Entertainment
The actress spoke about her memories with her father Kaifi Azmi...
Updated : Jun 21, 2015, 07:10 AM IST
The last day Abba stepped out
“I want to share an incident with you about Abba. The last time he ever got out of bed was 14 January, 2002 (his birthday). I had gone down to Mijima (our village in Azamgarh) to meet him. From early morning, I had been sitting waiting for him to finish meeting all the villagers. Finally, my father hauled himself out of bed and asked my mother for some money. No one had the guts to ask this very old and frail man where he was going off to with his Man Friday. Forty-five minutes later he came back, all drained out. He looks at me and says, ‘Mere gaon wale tumhara subah se bheja chaat rahen hai na? Main apne chidiya ke liye khaas taur se woh samose lekar aaya hoon jo ussey bahut pasand hai.’
Losing Abba
When Abba passed away I realised nothing prepares you for the loss of a parent…NOTHING! I was completely devastated. But now years later I feel his spirit envelopes me like the air I breathe. I remember him with celebration. I do not remember him with sorrow….
Javed and Abba
“I was attracted to Javed because he was exactly like my father. In getting to know Javed I got to know my father. Like Abba, Javed is a feminist. My father had this complete dependence on domestic matters on my mother. Even I’ve to buy all the clothes and shoes for Javed. Likewise the tailor who stitched my father’s kurta-pyjamas never saw his face. Neither Abba nor Javed have seen the kitchen in the house. Nor can they fix anything around the house. But both can do anything if they set their heart on it. Javed fights to win. I fight to play the game…..My brother Baba is an extreme introvert. He shared an extremely deep relationship with my father. Baba’s wife Tanvi, who’s the most talkative person in the world, would run out of the room when Abba and Baba were together. They just shared silences. Abba was everything to me. Ours was an open house during Abba. It continues to be so. My reference point and the choices in life will always come from him, his poetry, work, life and courage.”
My fav Kaifi Azmi lyrics
Hmmmmm… Koi kaise yeh bataaye ke woh tanha kyon hai/who jo apna tha who aur kisika kyon hai/yehi duniya hai to phir aisi yeh duniya kyon hai/yehi hota hai to aakhir yehi hota kyon hai?…The simplicity of these lines kills me.
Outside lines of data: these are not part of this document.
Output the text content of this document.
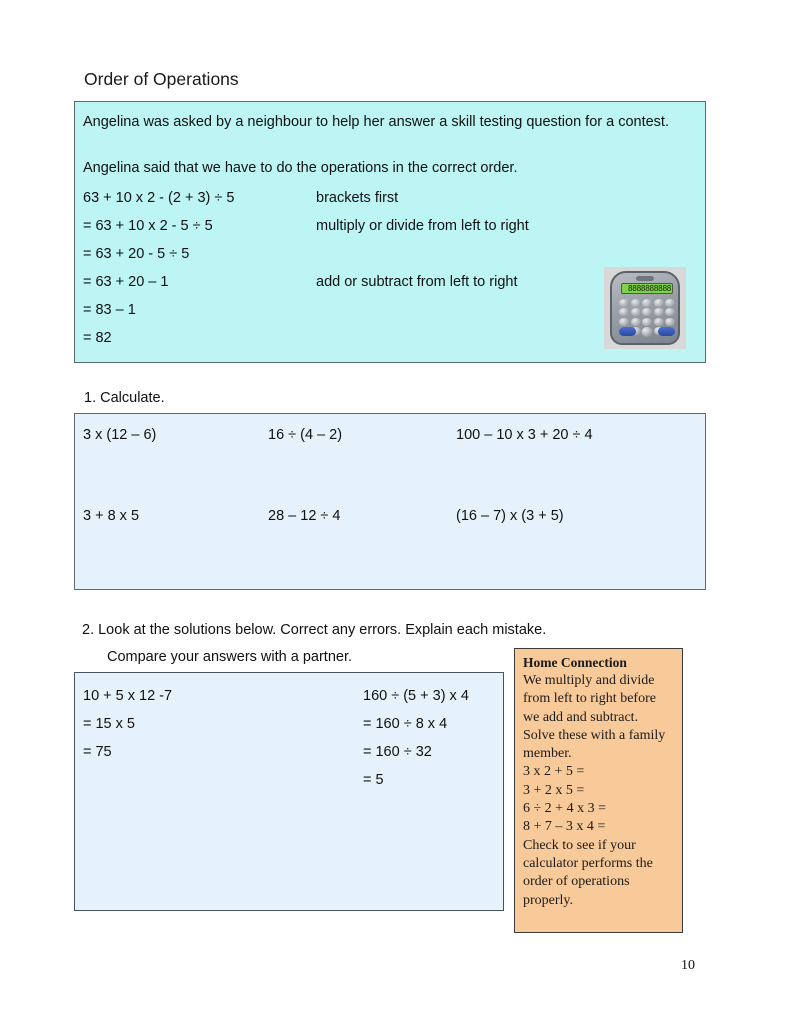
Order of Operations
Angelina was asked by a neighbour to help her answer a skill testing question for a contest.
Angelina said that we have to do the operations in the correct order.
63 + 10 x 2 - (2 + 3) ÷ 5	brackets first
= 63 + 10 x 2 - 5 ÷ 5	multiply or divide from left to right
= 63 + 20 - 5 ÷ 5
= 63 + 20 – 1	add or subtract from left to right
= 83 – 1
= 82
8888888888
1. Calculate.
3 x (12 – 6)	16 ÷ (4 – 2)	100 – 10 x 3 + 20 ÷ 4
3 + 8 x 5	28 – 12 ÷ 4	(16 – 7) x (3 + 5)
2. Look at the solutions below. Correct any errors. Explain each mistake.
Compare your answers with a partner.
10 + 5 x 12 -7
= 15 x 5
= 75
160 ÷ (5 + 3) x 4
= 160 ÷ 8 x 4
= 160 ÷ 32
= 5
Home Connection
We multiply and divide from left to right before we add and subtract.
Solve these with a family member.
3 x 2 + 5 =
3 + 2 x 5 =
6 ÷ 2 + 4 x 3 =
8 + 7 – 3 x 4 =
Check to see if your calculator performs the order of operations properly.
10
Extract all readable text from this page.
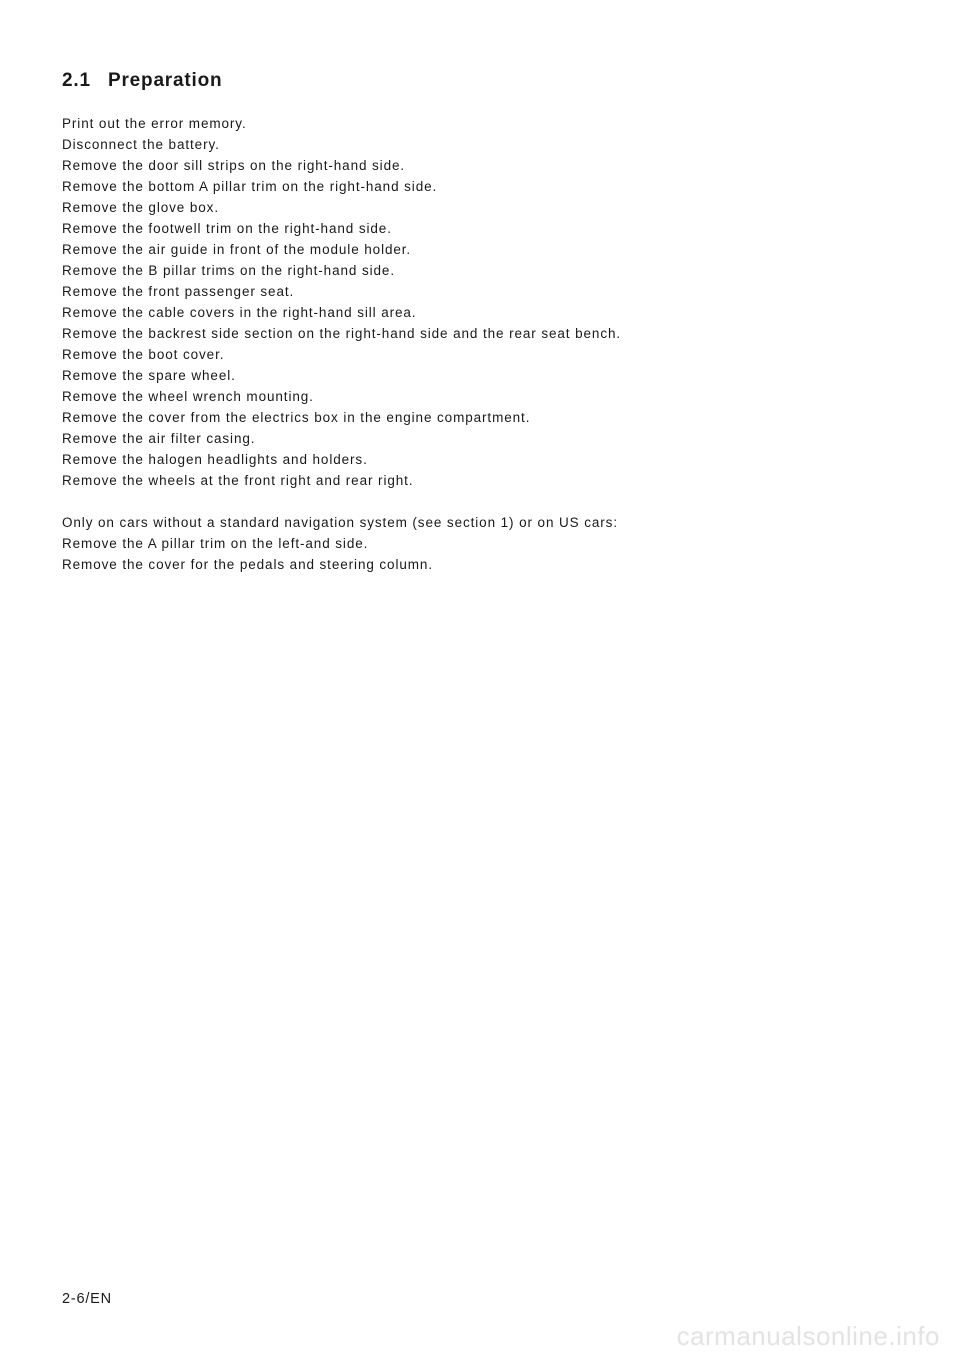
2.1 Preparation
Print out the error memory.
Disconnect the battery.
Remove the door sill strips on the right-hand side.
Remove the bottom A pillar trim on the right-hand side.
Remove the glove box.
Remove the footwell trim on the right-hand side.
Remove the air guide in front of the module holder.
Remove the B pillar trims on the right-hand side.
Remove the front passenger seat.
Remove the cable covers in the right-hand sill area.
Remove the backrest side section on the right-hand side and the rear seat bench.
Remove the boot cover.
Remove the spare wheel.
Remove the wheel wrench mounting.
Remove the cover from the electrics box in the engine compartment.
Remove the air filter casing.
Remove the halogen headlights and holders.
Remove the wheels at the front right and rear right.
Only on cars without a standard navigation system (see section 1) or on US cars:
Remove the A pillar trim on the left-and side.
Remove the cover for the pedals and steering column.
2-6/EN
carmanualsonline.info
Imagine, a spouse-deserted woman (in the film Arth) being faced with these lines!….That sense of commitment which artistes of my father’s generation had, has been missing. But slowly it’s coming back in my film fraternity. I like it when film people come out to involve themselves with social issues. I find it very strange when people say, how could Aamir Khan have taken up an issue without knowing the nitty-gritty of it? Arrey when Gandhiji was thrown off the train in South Africa, he responded emotionally. When I went on a hunger strike twenty years ago on behalf of slum-dwellers, I didn’t know the issues as well as I do today. I come from a background where my parents believe art is an instrument of social change.
Abba’s mirror image
If you ask me who among contemporary lyricists has inherited my father’s legacy I’d say my husband Javed Akhtar. Abba himself used to say this. They both have this amazing vocabulary which if they wanted, they could flaunt generously. Still they both keep their poetry simple. There was never a word in Urdu that my father couldn’t give me the meaning of. I told Amit (Bachchan) this. And he said, ‘My father could do this in both English and Hindi.’ Can you imagine!